On Fri, 2005-02-25 at 12:52 +0000, Prof Brian Ripley wrote:
> On Fri, 25 Feb 2005, Adaikalavan Ramasamy wrote:
> 
> > Forgive me for I do not fully comprehend the idea of classes and methods
> > but I was wondering if someone could help explain why the function args
> > () behaves the way it does.
> >
> > Why does args(cut) show the simplified version instead of the more
> > complete one as in help("cut").
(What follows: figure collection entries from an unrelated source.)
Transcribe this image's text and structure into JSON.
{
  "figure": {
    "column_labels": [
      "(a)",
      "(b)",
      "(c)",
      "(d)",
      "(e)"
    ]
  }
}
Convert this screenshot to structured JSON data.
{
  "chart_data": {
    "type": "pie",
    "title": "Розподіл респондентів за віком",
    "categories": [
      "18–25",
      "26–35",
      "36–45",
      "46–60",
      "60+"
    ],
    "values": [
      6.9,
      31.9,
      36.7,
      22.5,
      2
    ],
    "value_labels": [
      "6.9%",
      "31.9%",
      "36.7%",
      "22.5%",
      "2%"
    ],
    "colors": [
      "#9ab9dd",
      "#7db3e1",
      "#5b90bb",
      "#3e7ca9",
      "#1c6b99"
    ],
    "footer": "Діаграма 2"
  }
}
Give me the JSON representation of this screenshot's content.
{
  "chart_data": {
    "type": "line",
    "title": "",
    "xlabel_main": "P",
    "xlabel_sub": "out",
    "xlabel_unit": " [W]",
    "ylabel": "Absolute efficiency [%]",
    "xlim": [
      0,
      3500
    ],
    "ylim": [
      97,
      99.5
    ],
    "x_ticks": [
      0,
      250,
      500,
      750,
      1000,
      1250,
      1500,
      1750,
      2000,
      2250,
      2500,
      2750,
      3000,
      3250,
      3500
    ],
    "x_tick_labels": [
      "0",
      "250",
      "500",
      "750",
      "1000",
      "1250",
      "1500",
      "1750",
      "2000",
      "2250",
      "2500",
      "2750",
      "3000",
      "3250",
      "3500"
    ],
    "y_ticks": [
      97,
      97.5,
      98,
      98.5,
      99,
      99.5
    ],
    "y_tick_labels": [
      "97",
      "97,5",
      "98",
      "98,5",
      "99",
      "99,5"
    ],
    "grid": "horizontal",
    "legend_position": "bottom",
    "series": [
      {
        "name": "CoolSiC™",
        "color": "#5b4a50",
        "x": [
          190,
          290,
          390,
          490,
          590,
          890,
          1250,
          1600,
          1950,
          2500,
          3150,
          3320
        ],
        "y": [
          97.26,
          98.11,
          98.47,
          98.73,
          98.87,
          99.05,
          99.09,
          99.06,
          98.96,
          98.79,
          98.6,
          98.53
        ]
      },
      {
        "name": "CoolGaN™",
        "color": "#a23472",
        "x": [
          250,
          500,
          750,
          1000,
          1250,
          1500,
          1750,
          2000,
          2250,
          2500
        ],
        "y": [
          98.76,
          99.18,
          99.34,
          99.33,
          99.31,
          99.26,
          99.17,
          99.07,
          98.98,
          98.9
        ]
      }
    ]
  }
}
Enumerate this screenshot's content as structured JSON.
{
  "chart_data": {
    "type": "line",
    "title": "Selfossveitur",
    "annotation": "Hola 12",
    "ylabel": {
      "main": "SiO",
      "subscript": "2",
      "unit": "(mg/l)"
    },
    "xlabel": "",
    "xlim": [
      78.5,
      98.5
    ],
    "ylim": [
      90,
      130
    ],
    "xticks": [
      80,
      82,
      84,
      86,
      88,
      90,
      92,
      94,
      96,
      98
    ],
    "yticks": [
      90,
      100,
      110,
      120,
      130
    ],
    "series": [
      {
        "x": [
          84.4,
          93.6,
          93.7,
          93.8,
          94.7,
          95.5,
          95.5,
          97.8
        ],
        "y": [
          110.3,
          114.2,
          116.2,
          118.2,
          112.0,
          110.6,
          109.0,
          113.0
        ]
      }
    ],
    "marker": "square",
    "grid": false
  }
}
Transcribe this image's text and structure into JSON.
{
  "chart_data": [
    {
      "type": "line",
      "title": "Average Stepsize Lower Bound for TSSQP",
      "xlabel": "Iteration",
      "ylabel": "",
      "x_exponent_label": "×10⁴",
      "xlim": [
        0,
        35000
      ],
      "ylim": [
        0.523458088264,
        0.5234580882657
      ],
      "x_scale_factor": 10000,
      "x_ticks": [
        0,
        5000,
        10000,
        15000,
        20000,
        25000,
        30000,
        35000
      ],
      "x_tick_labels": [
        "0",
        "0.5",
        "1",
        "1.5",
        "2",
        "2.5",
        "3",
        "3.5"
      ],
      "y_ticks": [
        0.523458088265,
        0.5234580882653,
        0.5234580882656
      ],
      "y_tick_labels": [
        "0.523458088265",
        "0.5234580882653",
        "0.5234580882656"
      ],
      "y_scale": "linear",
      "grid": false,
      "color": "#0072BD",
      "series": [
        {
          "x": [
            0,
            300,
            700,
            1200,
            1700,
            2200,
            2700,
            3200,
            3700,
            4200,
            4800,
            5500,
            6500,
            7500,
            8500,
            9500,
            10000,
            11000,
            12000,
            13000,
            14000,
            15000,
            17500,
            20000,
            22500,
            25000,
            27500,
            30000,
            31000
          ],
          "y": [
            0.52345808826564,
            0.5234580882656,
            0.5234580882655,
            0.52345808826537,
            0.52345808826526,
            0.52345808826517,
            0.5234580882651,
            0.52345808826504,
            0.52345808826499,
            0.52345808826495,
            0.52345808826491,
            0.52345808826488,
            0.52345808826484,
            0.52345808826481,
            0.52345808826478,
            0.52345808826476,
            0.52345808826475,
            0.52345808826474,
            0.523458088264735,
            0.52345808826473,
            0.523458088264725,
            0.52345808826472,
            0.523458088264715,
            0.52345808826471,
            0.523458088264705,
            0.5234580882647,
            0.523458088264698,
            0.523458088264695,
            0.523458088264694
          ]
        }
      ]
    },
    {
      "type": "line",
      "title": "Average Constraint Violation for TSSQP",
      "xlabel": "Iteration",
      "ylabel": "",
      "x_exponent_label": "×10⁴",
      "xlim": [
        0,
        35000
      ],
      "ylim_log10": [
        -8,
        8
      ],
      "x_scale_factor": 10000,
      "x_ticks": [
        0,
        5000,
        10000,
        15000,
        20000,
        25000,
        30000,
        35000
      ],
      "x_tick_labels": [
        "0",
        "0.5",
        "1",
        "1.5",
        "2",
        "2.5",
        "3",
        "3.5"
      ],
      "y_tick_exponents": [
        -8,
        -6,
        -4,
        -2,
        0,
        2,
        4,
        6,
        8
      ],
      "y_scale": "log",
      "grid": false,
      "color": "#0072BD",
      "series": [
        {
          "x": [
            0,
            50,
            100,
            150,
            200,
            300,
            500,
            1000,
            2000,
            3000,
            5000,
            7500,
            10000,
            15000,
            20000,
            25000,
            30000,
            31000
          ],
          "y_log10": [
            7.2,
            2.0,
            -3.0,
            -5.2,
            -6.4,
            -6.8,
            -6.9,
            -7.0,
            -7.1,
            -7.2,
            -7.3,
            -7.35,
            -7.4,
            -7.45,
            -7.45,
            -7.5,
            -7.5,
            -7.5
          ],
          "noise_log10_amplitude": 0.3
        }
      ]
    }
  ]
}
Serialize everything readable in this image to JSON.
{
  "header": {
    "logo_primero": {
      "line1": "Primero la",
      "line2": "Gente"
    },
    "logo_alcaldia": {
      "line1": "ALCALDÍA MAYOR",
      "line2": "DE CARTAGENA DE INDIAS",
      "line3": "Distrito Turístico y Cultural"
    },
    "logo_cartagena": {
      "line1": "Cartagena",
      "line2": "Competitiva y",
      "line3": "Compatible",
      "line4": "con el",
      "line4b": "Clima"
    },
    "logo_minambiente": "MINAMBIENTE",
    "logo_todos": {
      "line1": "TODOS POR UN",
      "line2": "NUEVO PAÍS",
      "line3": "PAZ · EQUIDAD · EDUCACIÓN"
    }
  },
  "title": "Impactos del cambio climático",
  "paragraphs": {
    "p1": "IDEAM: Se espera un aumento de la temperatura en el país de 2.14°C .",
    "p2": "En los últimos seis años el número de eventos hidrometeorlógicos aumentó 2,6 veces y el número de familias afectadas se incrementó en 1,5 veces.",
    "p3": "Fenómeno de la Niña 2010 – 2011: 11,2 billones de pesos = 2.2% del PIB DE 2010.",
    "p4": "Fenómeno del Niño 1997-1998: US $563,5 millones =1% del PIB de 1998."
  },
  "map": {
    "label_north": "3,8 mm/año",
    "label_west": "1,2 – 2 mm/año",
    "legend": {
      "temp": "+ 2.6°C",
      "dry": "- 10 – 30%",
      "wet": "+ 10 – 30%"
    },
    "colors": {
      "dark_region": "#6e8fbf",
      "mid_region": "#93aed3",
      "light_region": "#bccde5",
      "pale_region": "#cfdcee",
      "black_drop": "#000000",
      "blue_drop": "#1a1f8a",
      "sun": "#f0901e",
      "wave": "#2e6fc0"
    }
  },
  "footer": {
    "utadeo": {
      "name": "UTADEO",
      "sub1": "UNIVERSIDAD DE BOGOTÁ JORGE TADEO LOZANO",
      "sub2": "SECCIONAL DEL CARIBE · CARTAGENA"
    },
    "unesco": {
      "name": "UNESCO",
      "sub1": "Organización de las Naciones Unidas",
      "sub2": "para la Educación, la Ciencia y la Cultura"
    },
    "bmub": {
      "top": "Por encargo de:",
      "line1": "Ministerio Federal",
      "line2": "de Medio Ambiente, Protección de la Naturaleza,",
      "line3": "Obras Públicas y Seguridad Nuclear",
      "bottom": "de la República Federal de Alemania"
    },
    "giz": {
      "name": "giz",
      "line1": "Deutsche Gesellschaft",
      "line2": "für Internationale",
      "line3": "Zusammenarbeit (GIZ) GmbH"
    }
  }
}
This is true for few other functions
> > (e.g. plot, rep).
> >
> > > args(cut)
> > function (x, ...)
> 
> 
> Adai,
> 
> That _is_ the full form: those are formal arguments shared by all methods.
> For help(cut) I get
> 
> Usage:
> 
>       cut(x, ...)
> 
> which is the same.
> 
> > Sometime I can get around this by using the "default" method as in
> >
> > > args(cut.default)
> > function (x, breaks, labels = NULL, include.lowest = FALSE, right =
> > TRUE, dig.lab = 3, ...)
> 
> but other methods have other args, e.g.
> 
> > args(cut.Date)
> function (x, breaks, labels = NULL, start.on.monday = TRUE, right = FALSE,
>      ...)
> 
> > But sometimes I cannot use this workaround. e.g. args(merge.default)
> > does not give the full form as in the help file.
> 
> It is the *data frame* method that you are looking at in the help file.
> 
> Usage:
> 
>       merge(x, y, ...)
> 
>       ## Default S3 method:
>       merge(x, y, ...)
> 
>       ## S3 method for class 'data.frame':
>       merge(x, y, by = intersect(names(x), names(y)),
>             by.x = by, by.y = by, all = FALSE, all.x = all, all.y = all,
>             sort = TRUE, suffixes = c(".x",".y"), ...)
> 
> 
> > I find it almost always useful to see the full form. Is there a more
> > reliable workaround or do I have to look up the help to be certain.
> 
> You can look at the method you want to use.  Try not to overlook those 
> comments in the help files' usage sections.